© JUNGE FREIHEIT Verlag GmbH & Co.  www.jungefreiheit.de  26/10 25. Juni 2010

Berliner Tausendsassa
Nachruf: Zum Tod von Torsten Witt
Ronald Gläser

Über das Berliner Bürgertum wird oft gesagt, es sei provinziell und spießig, einer Hauptstadt kaum würdig. Das gilt insbesondere für die örtliche CDU, deren Personaltableau so zweitklassig ist, daß Spitzenleute immer wieder „importiert“ werden mußten. Dabei hat die Berliner CDU auch eigene Talente hervorgebracht, aus denen mehr, viel mehr hätte werden können.

Torsten Witt zum Beispiel. Der 1963 in Berlin geborene Journalist war ein Tausendsassa: Er besaß Charisma, war rhetorisch begabt und verfügte über ein ausgeprägtes taktisches Gespür. Die Kombination dieser Fähigkeiten ließ ihn Anfang der achtziger Jahre zu einer wichtigen Figur in der Berliner Schülerunion werden.

Aber Witt beschränkte sich nicht auf das parteipolitische Engagement. Der Zahnmedizinstudent war zugleich in etlichen Organisationen engagiert. Eigenen Schätzungen zufolge gehörte er zeitweise hundert Vereinen an. Als Landsmannschafter (L! Thuringia) war er im Coburger Convent aktiv und gründete 1986 sogar eine neue Schülerverbindung (PV! Borussia). Im gleichen Jahr hob er eine Kaderschmiede für konservative Nachwuchsjournalisten aus der Taufe, sein wohl wichtigstes Projekt. Sein Verband Junger Journalisten (VJJ) war einzigartig in Deutschland. Jeder Journalist in Berlin, der nicht links war, kannte Torsten Witt und seinen Verein – vom „echten“ TV-Reporter bis zum Schülerzeitungsherausgeber. Witts Sternstunden waren die von ihm organisierten Pressebälle Anfang der neunziger Jahre. 1992 hatte Angela Merkel die Schirmherrschaft übernommen.

Alles, was er in die Hand nahm, schien zu gelingen – nur in der Politik nicht. In der CDU sah er als Rechter keine Zukunft mehr und drehte ihr den Rücken. Er wechselte 1988 zur FDP, wo er zu der nationalliberalen Gruppe um Alexander von Stahl gehörte. Als der frühere Generalbundsanwalt 1998 scheiterte, hatte Witt die Partei schon wieder verlassen und sich dem Bund Freier Bürger angeschlossen. Auch dieses Projekt ging schief.

Sein Glück und sein Geschick hatten Torsten Witt verlassen. Auch die Geschäfte liefen seit einiger Zeit schlecht.
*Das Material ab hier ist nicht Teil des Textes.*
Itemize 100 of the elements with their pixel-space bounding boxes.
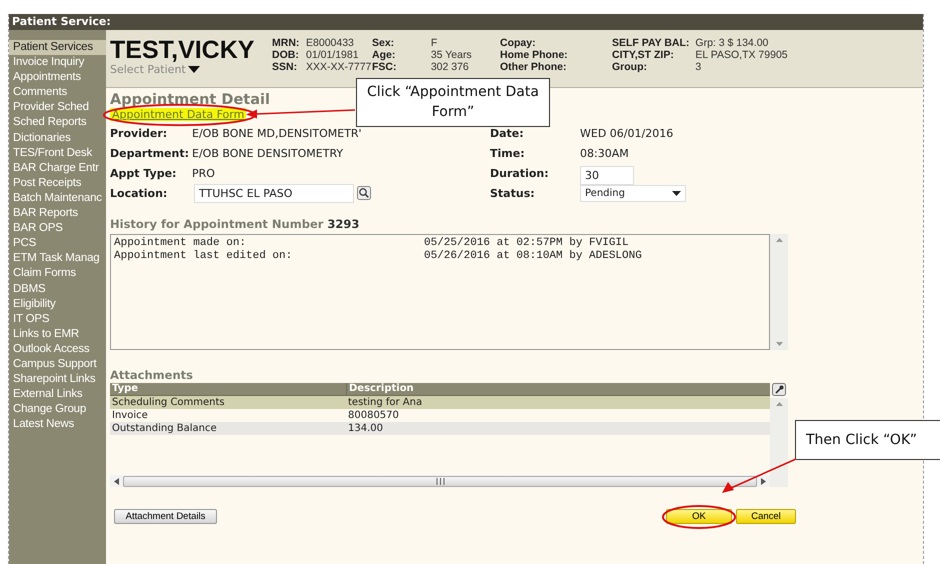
table-cell-text: Invoice <box>111 409 149 422</box>
field-value: 08:30AM <box>580 146 629 160</box>
table-row[interactable]: Invoice 80080570 <box>110 409 770 422</box>
sidebar-item[interactable]: Change Group <box>9 402 106 418</box>
search-icon[interactable] <box>357 186 371 200</box>
patient-name: TEST,VICKY <box>110 37 256 63</box>
info-label: Sex: <box>372 37 396 49</box>
info-value: F <box>430 37 438 49</box>
cancel-button[interactable]: Cancel <box>736 509 796 524</box>
info-label: DOB: <box>272 49 300 61</box>
field-label: Time: <box>490 146 526 160</box>
vertical-scrollbar[interactable] <box>770 234 788 350</box>
history-textarea[interactable]: Appointment made on: 05/25/2016 at 02:57PM by FVIGIL Appointment last edited on: 05/26/2016 at 08:10AM by ADESLONG <box>110 234 770 350</box>
status-dropdown[interactable]: Pending <box>580 184 686 202</box>
sidebar-item[interactable]: Latest News <box>9 417 106 432</box>
field-value: E/OB BONE MD,DENSITOMETR' <box>192 126 362 140</box>
field-label: Date: <box>490 126 525 140</box>
sidebar-item[interactable]: BAR OPS <box>9 221 106 236</box>
table-row[interactable]: Scheduling Comments testing for Ana <box>110 396 770 409</box>
field-label: Appt Type: <box>110 166 178 180</box>
info-label: Copay: <box>500 37 537 49</box>
table-cell-text: 134.00 <box>347 422 383 435</box>
sidebar-item[interactable]: External Links <box>9 387 106 402</box>
sidebar-item[interactable]: DBMS <box>9 282 106 297</box>
location-field[interactable]: TTUHSC EL PASO <box>194 184 354 202</box>
table-row[interactable]: Outstanding Balance 134.00 <box>110 422 770 435</box>
caret-icon <box>188 66 200 73</box>
sidebar-item[interactable]: Sharepoint Links <box>9 372 106 388</box>
duration-field[interactable]: 30 <box>580 166 634 184</box>
info-label: Home Phone: <box>500 49 569 61</box>
sidebar-item[interactable]: Post Receipts <box>9 176 106 191</box>
history-time: 05/26/2016 at 08:10AM by ADESLONG <box>424 250 642 263</box>
sidebar-item[interactable]: Batch Maintenanc <box>9 190 106 206</box>
select-patient-dropdown[interactable]: Select Patient <box>110 63 272 76</box>
info-label: CITY,ST ZIP: <box>612 49 675 61</box>
callout-box: Then Click “OK” <box>795 420 940 460</box>
field-label: Provider: <box>110 126 168 140</box>
sidebar-item[interactable]: Links to EMR <box>9 326 106 342</box>
info-label: FSC: <box>372 61 398 73</box>
scroll-down-icon[interactable] <box>776 342 782 346</box>
attachment-details-button[interactable]: Attachment Details <box>114 509 217 524</box>
appointment-data-form-link[interactable]: Appointment Data Form <box>110 108 246 121</box>
sidebar-item[interactable]: Sched Reports <box>9 115 106 131</box>
info-value: EL PASO,TX 79905 <box>695 49 788 61</box>
info-value: 3 <box>695 61 702 73</box>
sidebar-item[interactable]: Claim Forms <box>9 266 106 282</box>
column-header[interactable]: Type <box>110 383 347 395</box>
ok-button[interactable]: OK <box>666 509 732 524</box>
caret-icon <box>672 190 681 196</box>
wrench-icon[interactable] <box>772 383 786 396</box>
info-label: SELF PAY BAL: <box>612 37 690 49</box>
field-label: Duration: <box>490 166 550 180</box>
sidebar-item[interactable]: Invoice Inquiry <box>9 55 106 70</box>
info-label: Age: <box>372 49 396 61</box>
info-label: MRN: <box>272 37 300 49</box>
sidebar-item[interactable]: IT OPS <box>9 312 106 327</box>
sidebar-item[interactable]: Comments <box>9 85 106 100</box>
scroll-up-icon[interactable] <box>776 238 782 242</box>
sidebar-item[interactable]: BAR Charge Entr <box>9 160 106 176</box>
window-title: Patient Service: <box>9 14 923 30</box>
info-label: Other Phone: <box>500 61 568 73</box>
sidebar-item[interactable]: Campus Support <box>9 356 106 372</box>
sidebar-item[interactable]: Appointments <box>9 70 106 86</box>
sidebar-item[interactable]: PCS <box>9 236 106 252</box>
info-value: XXX-XX-7777 <box>306 61 372 73</box>
field-value: WED 06/01/2016 <box>580 126 674 140</box>
scroll-left-icon[interactable] <box>114 478 119 484</box>
attachments-title: Attachments <box>110 368 194 382</box>
table-cell-text: Scheduling Comments <box>111 396 226 409</box>
info-label: SSN: <box>272 61 298 73</box>
history-time: 05/25/2016 at 02:57PM by FVIGIL <box>424 237 629 250</box>
info-value: E8000433 <box>306 37 355 49</box>
sidebar-item[interactable]: ETM Task Manag <box>9 251 106 266</box>
table-cell-text: 80080570 <box>347 409 399 422</box>
info-value: 01/01/1981 <box>306 49 360 61</box>
sidebar-item[interactable]: BAR Reports <box>9 206 106 222</box>
field-value: PRO <box>192 166 215 180</box>
info-label: Group: <box>612 61 648 73</box>
vertical-scrollbar[interactable] <box>770 398 788 487</box>
scroll-right-icon[interactable] <box>761 478 766 484</box>
horizontal-scrollbar[interactable] <box>110 475 770 487</box>
column-header[interactable]: Description <box>347 383 414 395</box>
sidebar-item[interactable]: TES/Front Desk <box>9 146 106 161</box>
field-label: Status: <box>490 186 536 200</box>
info-value: 35 Years <box>430 49 473 61</box>
info-value: Grp: 3 $ 134.00 <box>695 37 770 49</box>
field-label: Department: <box>110 146 190 160</box>
sidebar-item[interactable]: Patient Services <box>9 40 106 56</box>
sidebar-item[interactable]: Eligibility <box>9 296 106 312</box>
field-label: Location: <box>110 186 168 200</box>
grip-icon <box>436 478 444 484</box>
history-event: Appointment last edited on: <box>114 250 294 263</box>
table-cell-text: Outstanding Balance <box>111 422 218 435</box>
table-cell-text: testing for Ana <box>347 396 422 409</box>
history-title: History for Appointment Number 3293 <box>110 217 360 231</box>
sidebar-item[interactable]: Provider Sched <box>9 100 106 116</box>
sidebar-item[interactable]: Outlook Access <box>9 342 106 357</box>
history-event: Appointment made on: <box>114 237 248 250</box>
scroll-up-icon[interactable] <box>776 402 782 406</box>
sidebar-item[interactable]: Dictionaries <box>9 130 106 146</box>
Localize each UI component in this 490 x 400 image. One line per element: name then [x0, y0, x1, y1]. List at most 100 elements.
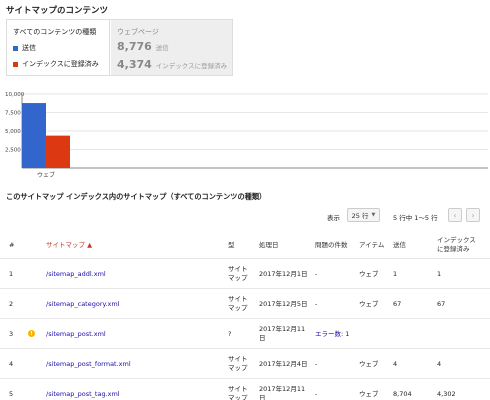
row-type-line2: マップ: [228, 274, 248, 282]
row-num: 5: [9, 390, 14, 398]
stat-indexed-label: インデックスに登録済み: [155, 62, 228, 70]
row-processed-date: 2017年12月11 日: [259, 325, 305, 343]
y-tick-label: 7,500: [5, 111, 21, 117]
header-issues[interactable]: 問題の件数: [315, 241, 348, 250]
stat-submitted: 8,776 送信: [117, 40, 169, 53]
row-submitted: 8,704: [393, 390, 412, 398]
table-row[interactable]: 2/sitemap_category.xml サイト マップ 2017年12月5日 - ウ…: [0, 289, 490, 319]
row-type: サイト マップ: [228, 385, 248, 400]
row-date-line2: 日: [259, 394, 266, 400]
header-indexed[interactable]: インデックス に登録済み: [437, 236, 476, 254]
x-category-label: ウェブ: [37, 171, 55, 179]
row-type: ?: [228, 330, 231, 339]
warning-icon: !: [28, 330, 35, 337]
content-type-panel: すべてのコンテンツの種類 送信 インデックスに登録済み ウェブページ 8,776…: [6, 19, 233, 76]
sitemap-link[interactable]: /sitemap_addl.xml: [46, 270, 106, 279]
table-header: # サイトマップ ▲ 型 処理日 問題の件数 アイテム 送信 インデックス に登…: [0, 232, 490, 259]
row-type-line2: マップ: [228, 304, 248, 312]
prev-page-button[interactable]: ‹: [448, 208, 462, 222]
content-type-all-tab[interactable]: すべてのコンテンツの種類 送信 インデックスに登録済み: [7, 20, 110, 75]
header-sitemap[interactable]: サイトマップ ▲: [46, 241, 92, 250]
bar-indexed[interactable]: [46, 135, 70, 168]
chevron-left-icon: ‹: [453, 210, 457, 220]
sitemap-link[interactable]: /sitemap_category.xml: [46, 300, 119, 309]
row-indexed: 4,302: [437, 390, 456, 398]
row-indexed: 1: [437, 270, 442, 278]
sitemap-chart: 10,000 7,500 5,000 2,500 ウェブ: [0, 88, 490, 180]
stat-indexed: 4,374 インデックスに登録済み: [117, 58, 227, 71]
header-type[interactable]: 型: [228, 241, 235, 250]
row-submitted: 67: [393, 300, 402, 308]
next-page-button[interactable]: ›: [466, 208, 480, 222]
header-submitted[interactable]: 送信: [393, 241, 406, 250]
rows-per-page-select[interactable]: 25 行 ▼: [347, 208, 380, 222]
stat-submitted-value: 8,776: [117, 40, 152, 53]
rows-per-page-value: 25 行: [351, 212, 369, 220]
show-label: 表示: [327, 214, 340, 222]
row-type-line1: サイト: [228, 295, 248, 303]
web-pages-label: ウェブページ: [117, 28, 159, 36]
sitemap-link[interactable]: /sitemap_post.xml: [46, 330, 106, 339]
row-date-line1: 2017年12月5日: [259, 300, 308, 308]
table-row[interactable]: 4/sitemap_post_format.xml サイト マップ 2017年12月4…: [0, 349, 490, 379]
y-tick-label: 2,500: [5, 148, 21, 154]
header-indexed-line2: に登録済み: [437, 245, 470, 253]
row-num: 1: [9, 270, 14, 278]
row-items: ウェブ: [359, 300, 379, 308]
row-date-line1: 2017年12月11: [259, 325, 306, 333]
table-controls: 表示 25 行 ▼ 5 行中 1〜5 行 ‹ ›: [0, 208, 490, 224]
row-type-line1: サイト: [228, 265, 248, 273]
row-date-line2: 日: [259, 334, 266, 342]
row-submitted: 4: [393, 360, 398, 368]
row-type-line1: サイト: [228, 355, 248, 363]
sitemap-link[interactable]: /sitemap_post_tag.xml: [46, 390, 120, 399]
row-type-line2: マップ: [228, 364, 248, 372]
legend-label-indexed: インデックスに登録済み: [22, 60, 99, 68]
row-issues: -: [315, 360, 318, 368]
row-items: ウェブ: [359, 360, 379, 368]
header-items[interactable]: アイテム: [359, 241, 384, 250]
header-processed[interactable]: 処理日: [259, 241, 279, 250]
row-type: サイト マップ: [228, 355, 248, 373]
y-tick-label: 5,000: [5, 129, 21, 135]
stat-submitted-label: 送信: [155, 44, 169, 52]
range-label: 5 行中 1〜5 行: [393, 214, 438, 222]
row-items: ウェブ: [359, 390, 379, 398]
row-processed-date: 2017年12月11 日: [259, 385, 305, 400]
legend-swatch-submitted: [13, 45, 18, 51]
row-processed-date: 2017年12月5日: [259, 300, 307, 309]
chevron-right-icon: ›: [471, 210, 475, 220]
row-type-line1: サイト: [228, 385, 248, 393]
table-row[interactable]: 3! /sitemap_post.xml? 2017年12月11 日 エラー数: 1: [0, 319, 490, 349]
row-num: 2: [9, 300, 14, 308]
chevron-down-icon: ▼: [371, 212, 376, 218]
row-issues: -: [315, 270, 318, 278]
row-date-line1: 2017年12月4日: [259, 360, 308, 368]
header-indexed-line1: インデックス: [437, 236, 476, 244]
section-title: サイトマップのコンテンツ: [6, 6, 109, 16]
row-indexed: 67: [437, 300, 446, 308]
row-date-line1: 2017年12月1日: [259, 270, 308, 278]
table-row[interactable]: 5/sitemap_post_tag.xml サイト マップ 2017年12月11 日 -…: [0, 379, 490, 400]
row-num: 4: [9, 360, 14, 368]
content-type-web-tab[interactable]: ウェブページ 8,776 送信 4,374 インデックスに登録済み: [111, 20, 232, 75]
row-issues: -: [315, 390, 318, 398]
row-issues[interactable]: エラー数: 1: [315, 330, 349, 339]
chart-svg: 10,0007,5005,0002,500ウェブ: [5, 92, 488, 179]
header-num: #: [9, 241, 15, 249]
legend-label-submitted: 送信: [22, 44, 36, 52]
legend-submitted: 送信: [13, 43, 36, 53]
row-indexed: 4: [437, 360, 442, 368]
sitemap-table: # サイトマップ ▲ 型 処理日 問題の件数 アイテム 送信 インデックス に登…: [0, 232, 490, 400]
table-title: このサイトマップ インデックス内のサイトマップ（すべてのコンテンツの種類）: [6, 192, 267, 201]
row-type-line1: ?: [228, 330, 232, 338]
row-num: 3: [9, 330, 14, 338]
legend-indexed: インデックスに登録済み: [13, 59, 99, 69]
sitemap-link[interactable]: /sitemap_post_format.xml: [46, 360, 131, 369]
bar-submitted[interactable]: [22, 103, 46, 168]
table-row[interactable]: 1/sitemap_addl.xml サイト マップ 2017年12月1日 - ウェブ 1 1: [0, 259, 490, 289]
row-type: サイト マップ: [228, 265, 248, 283]
row-date-line1: 2017年12月11: [259, 385, 306, 393]
row-processed-date: 2017年12月1日: [259, 270, 307, 279]
row-items: ウェブ: [359, 270, 379, 278]
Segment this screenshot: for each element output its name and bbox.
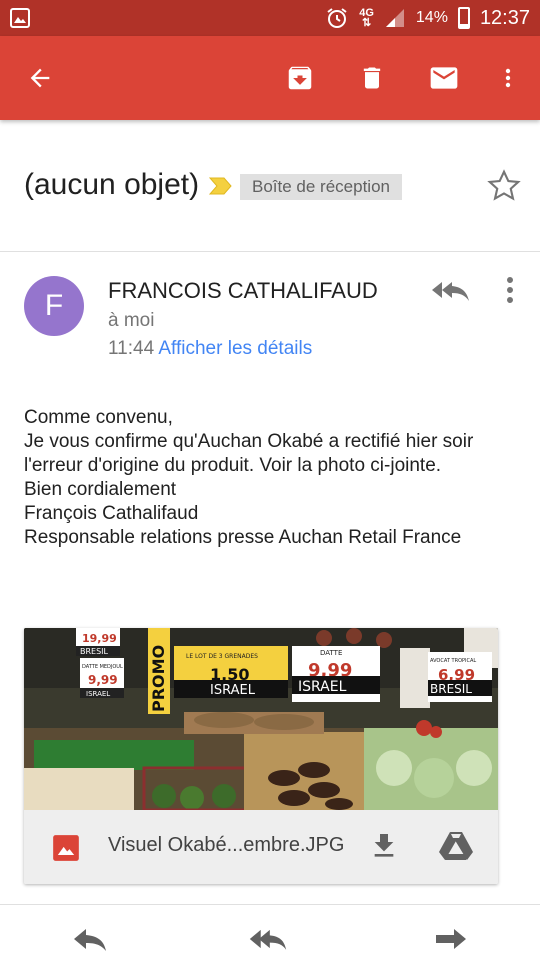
back-button[interactable] <box>18 56 62 100</box>
download-icon[interactable] <box>368 830 400 862</box>
sign-promo: PROMO <box>149 645 168 712</box>
received-time-line: 11:44 Afficher les détails <box>108 338 312 360</box>
sign-grenades-title: LE LOT DE 3 GRENADES <box>186 653 258 660</box>
sign-avocat-origin: BRESIL <box>430 682 472 696</box>
sign-datte-label: DATTE <box>320 649 342 657</box>
body-line: François Cathalifaud <box>24 503 199 524</box>
gallery-notification-icon <box>10 8 30 28</box>
sign-grenades-origin: ISRAEL <box>210 683 256 698</box>
importance-marker-icon[interactable] <box>209 176 233 196</box>
sign-datte-origin: ISRAEL <box>298 679 347 695</box>
archive-button[interactable] <box>278 56 322 100</box>
body-line: Comme convenu, <box>24 407 173 428</box>
sign-datte-mesure: DATTE MEDJOUL <box>82 664 123 670</box>
sign-avocat-label: AVOCAT TROPICAL <box>430 658 476 664</box>
delete-icon <box>363 67 381 89</box>
body-line: Bien cordialement <box>24 479 177 500</box>
more-vert-icon <box>505 68 511 88</box>
attachment-card[interactable]: 19,99 BRESIL DATTE MEDJOUL 9,99 ISRAEL P… <box>24 628 498 884</box>
sender-name: FRANCOIS CATHALIFAUD <box>108 278 378 303</box>
app-toolbar <box>0 36 540 120</box>
reply-icon[interactable] <box>70 925 110 953</box>
bottom-action-bar <box>0 904 540 960</box>
sign-price-mid-left: 9,99 <box>88 673 118 687</box>
reply-all-icon[interactable] <box>428 274 472 306</box>
mail-icon <box>430 67 458 89</box>
email-body: Comme convenu, Je vous confirme qu'Aucha… <box>24 406 520 550</box>
star-icon[interactable] <box>486 168 522 204</box>
arrow-back-icon <box>30 68 50 88</box>
save-to-drive-icon[interactable] <box>438 830 474 862</box>
show-details-link[interactable]: Afficher les détails <box>158 338 312 359</box>
delete-button[interactable] <box>350 56 394 100</box>
sender-avatar[interactable]: F <box>24 276 84 336</box>
battery-percent: 14% <box>415 9 448 26</box>
battery-icon <box>457 7 470 29</box>
more-options-button[interactable] <box>486 56 530 100</box>
received-time: 11:44 <box>108 338 155 359</box>
attachment-photo[interactable]: 19,99 BRESIL DATTE MEDJOUL 9,99 ISRAEL P… <box>24 628 498 810</box>
sign-price-left: 19,99 <box>82 632 117 645</box>
status-bar: 4G ⇅ 14% 12:37 <box>0 0 540 36</box>
reply-all-bottom-icon[interactable] <box>248 925 288 953</box>
image-file-icon <box>53 835 79 861</box>
sign-israel-small: ISRAEL <box>86 690 110 698</box>
body-line: Responsable relations presse Auchan Reta… <box>24 527 462 548</box>
forward-icon[interactable] <box>430 925 470 953</box>
alarm-icon <box>327 8 347 28</box>
sign-origin-left: BRESIL <box>80 647 109 656</box>
message-more-icon[interactable] <box>498 272 522 308</box>
network-type: 4G ⇅ <box>359 7 374 29</box>
attachment-filename: Visuel Okabé...embre.JPG <box>108 834 345 856</box>
recipient-line: à moi <box>108 310 155 331</box>
archive-icon <box>288 66 312 90</box>
body-line: Je vous confirme qu'Auchan Okabé a recti… <box>24 431 479 476</box>
signal-icon <box>385 9 404 27</box>
clock: 12:37 <box>479 6 530 29</box>
attachment-info-bar: Visuel Okabé...embre.JPG <box>24 810 498 884</box>
mark-unread-button[interactable] <box>422 56 466 100</box>
inbox-label-chip[interactable]: Boîte de réception <box>240 174 402 200</box>
email-subject: (aucun objet) <box>24 168 200 201</box>
subject-header: (aucun objet) Boîte de réception <box>0 120 540 252</box>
Keine leichte Zeit für ihn, zumal er zeit seines Lebens sehr krank war und nun privat wie politisch vor einem Scherbenhaufen stand. Witt war aber auch ein Stehaufmännchen. 2005 organisierte er einen Coup, den nur jemand wie er fertigbringen konnte: Er eroberte mit Gefolgsleuten die Mehrheiten in gleich zwei Landesverbänden des Deutschen Journalistenverbandes (Berlin und Brandenburg). Dieser Machtwechsel konnte erst revidiert werden, als Torsten Witt wenig später einen Schlaganfall erlitt. Diesen letzten Schicksalsschlag hat er nicht mehr richtig verdaut. Zuletzt lebte er sehr zurückgezogen. Am 31. Mai ist er in Berlin verstorben. Die Beisetzung findet am 2. Juli statt.